Duduk dalam diam di rumahnya di Gaza City, Mohammed al-Haddad menatap sekantong kecil tepung di sampingnya. Pria 45 tahun ayah enam anak itu tahu sekantong tepung tersebut tak akan cukup untuk memberi makan keluarganya untuk sehari. Namun, hanya itulah yang mampu dibeli setelah membayar biaya komisi yang sangat tinggi hanya untuk mengambil gaji.
“Mengambil gaji menjadi sangat rumit karena biaya komisi yang melonjak selama perang,” kata al-Haddad, dikutip Antara.
Sejak pecahnya konflik Israel-Palestina di Gaza pada 7 Oktober 2023, 2,3 juta penduduk daerah kantong tersebut menghadapi krisis ekonomi dan kemanusiaan yang semakin parah.
Para ahli ekonomi menyebut sejumlah faktor, termasuk blokade, kolapsnya rantai pasokan, dan kurangnya pengawasan yang efektif, yang memicu rekor inflasi tertinggi, melumpuhkan daya beli, dan bahkan membuat komoditas paling dasar tidak terjangkau.

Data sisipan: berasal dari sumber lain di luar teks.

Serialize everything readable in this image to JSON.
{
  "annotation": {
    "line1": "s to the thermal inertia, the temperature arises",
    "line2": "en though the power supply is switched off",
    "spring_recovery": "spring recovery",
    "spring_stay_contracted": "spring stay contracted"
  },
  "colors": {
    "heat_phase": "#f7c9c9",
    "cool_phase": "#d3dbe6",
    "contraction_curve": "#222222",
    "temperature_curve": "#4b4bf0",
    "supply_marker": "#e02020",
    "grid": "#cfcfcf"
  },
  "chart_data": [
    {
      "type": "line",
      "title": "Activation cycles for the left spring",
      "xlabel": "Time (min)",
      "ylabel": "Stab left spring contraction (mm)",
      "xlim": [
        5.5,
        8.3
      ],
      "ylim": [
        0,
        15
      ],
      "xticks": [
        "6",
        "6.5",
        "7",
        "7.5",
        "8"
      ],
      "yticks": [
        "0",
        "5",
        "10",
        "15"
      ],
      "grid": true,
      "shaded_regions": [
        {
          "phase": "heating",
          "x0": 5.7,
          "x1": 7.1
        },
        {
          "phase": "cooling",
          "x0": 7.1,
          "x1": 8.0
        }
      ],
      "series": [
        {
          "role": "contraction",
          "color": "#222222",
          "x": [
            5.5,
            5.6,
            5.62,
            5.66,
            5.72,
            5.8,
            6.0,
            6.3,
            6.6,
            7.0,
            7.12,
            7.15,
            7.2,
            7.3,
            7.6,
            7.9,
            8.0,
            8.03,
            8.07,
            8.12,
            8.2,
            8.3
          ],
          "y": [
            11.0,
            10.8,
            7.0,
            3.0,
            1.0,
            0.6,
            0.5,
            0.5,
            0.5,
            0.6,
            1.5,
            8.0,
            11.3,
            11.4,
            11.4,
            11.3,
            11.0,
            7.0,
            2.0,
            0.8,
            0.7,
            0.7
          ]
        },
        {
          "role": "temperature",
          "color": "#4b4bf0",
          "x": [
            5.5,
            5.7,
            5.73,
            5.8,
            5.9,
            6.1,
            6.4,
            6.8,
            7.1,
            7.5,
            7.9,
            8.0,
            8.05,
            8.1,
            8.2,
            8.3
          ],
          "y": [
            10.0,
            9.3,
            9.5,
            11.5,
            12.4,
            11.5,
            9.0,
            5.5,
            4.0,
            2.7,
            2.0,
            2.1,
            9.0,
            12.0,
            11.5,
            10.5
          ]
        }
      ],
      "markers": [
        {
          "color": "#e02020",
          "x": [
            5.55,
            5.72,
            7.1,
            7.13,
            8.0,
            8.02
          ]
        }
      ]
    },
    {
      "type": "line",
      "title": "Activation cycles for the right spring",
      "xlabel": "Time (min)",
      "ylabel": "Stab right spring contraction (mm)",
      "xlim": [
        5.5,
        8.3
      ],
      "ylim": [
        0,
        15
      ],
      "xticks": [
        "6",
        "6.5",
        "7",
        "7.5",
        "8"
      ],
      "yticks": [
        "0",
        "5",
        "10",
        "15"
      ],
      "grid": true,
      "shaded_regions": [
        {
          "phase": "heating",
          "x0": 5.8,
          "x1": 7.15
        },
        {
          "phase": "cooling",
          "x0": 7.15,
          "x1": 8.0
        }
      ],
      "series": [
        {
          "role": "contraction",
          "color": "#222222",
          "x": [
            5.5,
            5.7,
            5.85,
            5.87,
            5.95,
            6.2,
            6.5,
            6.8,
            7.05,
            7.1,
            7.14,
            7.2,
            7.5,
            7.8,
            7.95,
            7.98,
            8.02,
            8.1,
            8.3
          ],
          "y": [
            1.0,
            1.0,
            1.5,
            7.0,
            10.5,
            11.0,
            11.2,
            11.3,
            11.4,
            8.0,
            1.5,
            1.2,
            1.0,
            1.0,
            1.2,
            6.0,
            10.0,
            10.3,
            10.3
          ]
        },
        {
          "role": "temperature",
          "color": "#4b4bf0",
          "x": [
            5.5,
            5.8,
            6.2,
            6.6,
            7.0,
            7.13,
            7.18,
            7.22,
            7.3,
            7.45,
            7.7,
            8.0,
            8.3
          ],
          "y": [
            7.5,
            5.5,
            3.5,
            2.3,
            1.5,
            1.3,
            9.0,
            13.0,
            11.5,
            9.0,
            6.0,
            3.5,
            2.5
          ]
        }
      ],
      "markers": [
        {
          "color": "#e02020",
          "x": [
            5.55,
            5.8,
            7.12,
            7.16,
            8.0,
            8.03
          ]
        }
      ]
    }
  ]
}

Jamil Abu Mahadi (33), seorang ayah tiga anak dari Gaza City, adalah salah satu dari sekian banyak warga Gaza yang terbebani oleh tingginya biaya untuk mengambil uang tunai.
“Jika saya menarik 500 dolar AS (1 dolar AS = Rp16.484), saya hanya menerima 250 dolar AS,” keluhnya sembari menambahkan, “Itu hampir tidak cukup untuk satu atau dua hari. Pengeluaran harian untuk sebuah keluarga kecil minimal 150 dolar AS.”
Dengan bank-bank yang sebagian besar tutup dan layanan keuangan resmi hampir lumpuh, banyak warga beralih ke pialang tidak resmi atau kantor pengiriman uang untuk mencairkan gaji atau remitansi mereka, namun dengan biaya yang mahal.
Sementara itu, upaya bantuan dan sumbangan yang tidak menentu dari kerabat atau lembaga swadaya masyarakat (LSM) berkurang, tertekan oleh blokade dan penundaan administratif yang panjang dalam pengiriman bantuan.
Di sebuah jalan di Gaza City, Rawiya al-Ashi (39) mengaku dirinya hanya mampu membeli 1 kilogram tepung setiap hari. “Itu tidak cukup untuk satu kali makan,” kata ibu empat anak itu. “Saya tidak lagi memikirkan bagaimana cara hidup, hanya bagaimana caranya agar anak-anak saya bisa tidur tanpa kelaparan.”
Kolapsnya aktivitas perdagangan dan penutupan perbatasan telah menjerumuskan Gaza ke dalam apa yang digambarkan oleh para ekonom lokal sebagai “resesi yang parah.” Puluhan ribu orang kehilangan pekerjaan, dan sebagian besar usaha kecil hancur atau terpaksa gulung tikar akibat pengeboman, kelangkaan bahan bakar, atau kehabisan logistik.
Samir Abu Mudallala, seorang analis ekonomi yang berbasis di Gaza, mengatakan kepada Xinhua bahwa krisis likuiditas adalah salah satu aspek paling serius dari keruntuhan ekonomi yang lebih luas.
Dia mengaitkan kelangkaan likuiditas dengan operasi perbankan yang hampir berhenti total, kurangnya koordinasi dengan lembaga-lembaga keuangan di Tepi Barat, dan penangguhan pengiriman uang internasional karena blokade yang sedang berlangsung.
Abdul Karim Joda, seorang pemilik toko kelontong di Khan Younis, juga menyinggung tentang kesulitan para pedagang. “Kami membeli barang dalam jumlah kecil dengan harga dua kali lipat karena masalah pasokan dan membayar biaya transportasi yang tinggi,” ujarnya.
“Tidak ada yang untung. Warga dan pedagang sama-sama mengalami kesulitan.”
Dengan tidak adanya resolusi politik yang jelas dan permusuhan yang kian meningkat, organisasi kemanusiaan mengatakan kemampuan mereka untuk menanggapi kebutuhan penduduk menurun dengan cepat.
Amjad al-Shawa, kepala Jaringan LSM Palestina, mengatakan, “Respons kemanusiaan tidak sesuai dengan kebutuhan. Kami menyerukan agar akses bantuan dan perlindungan internasional segera difasilitasi dan diberikan kepada warga sipil, terutama perempuan dan anak-anak.”
Dia mendesak masyarakat internasional untuk memprioritaskan gencatan senjata dan membuka kembali penyeberangan perbatasan untuk menyalurkan makanan, obat-obatan, dan bahan bakar.
“Kelaparan tidak bisa ditunda. Penyakit tidak bisa ditunda. Dan anak-anak tidak mengerti politik,” ujarnya.